/composer-playground

Just a simple example Airflow environment with a couple of DAGs demoing Airflow behavior.

Primary LanguagePython

Composer playground

Just a simple example Composer / Airflow environment with a couple of DAGs demoing Airflow behavior.

DAGs

  1. airflow_playground_publisher (publisher.py) creates dummy data and publishes to a Pub/Sub topic every 30 seconds. This is kind of noisy, so set appropriate retention policies in Pub/Sub and only turn on when demonstrating the playground.

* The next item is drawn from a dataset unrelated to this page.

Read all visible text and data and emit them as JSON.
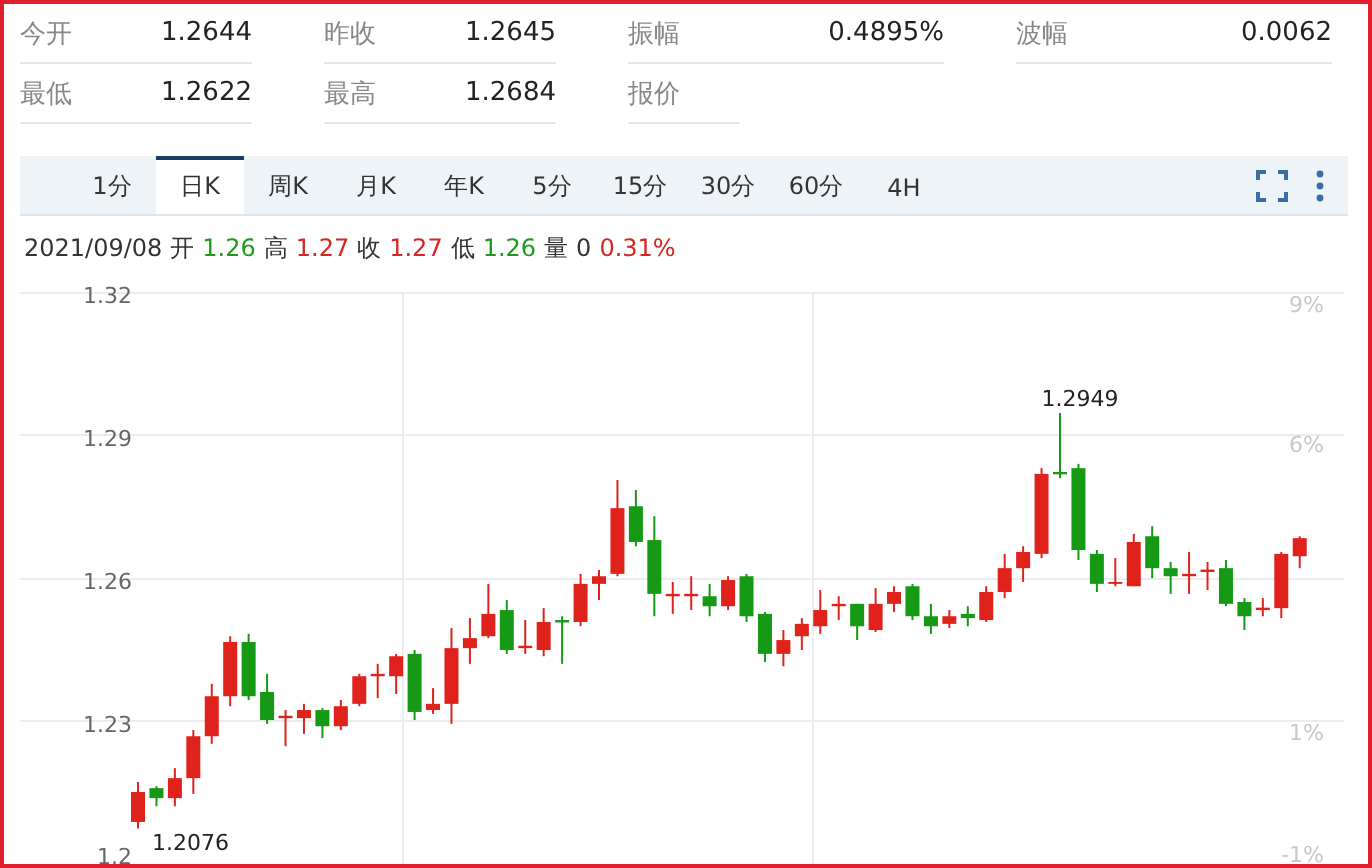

  2. airflow_playground_processor (processor.py) consumes the Pub/Sub topic, reading a batch of messages and writing each batch in a timed file in a GCS bucket.

Pre-requisites

This assumes you run on Google Cloud Composer.

Airflow variables

  • gcp_project_id: GCP project ID.
  • gcs_bucket_id: GCS bucket to write to.
  • pubsub_topic_id: Pub/Sub topic to use for dummy messages.
  • pubsub_subscription_id: Pub/Sub subscription name to consume the topic.

IAM

The service account running the Composer environment needs a 'Storage Object Creator' permission on the relevant GCS bucket.

Deploying

$ gcloud composer environments storage dags import \
    --environment $COMPOSER_ENVIRONMENT \
    --location $GCP_LOCATION --project $GCP_PROJECT_ID \
    --source="composer-playground"

License

This project is licensed under the terms of the MIT license.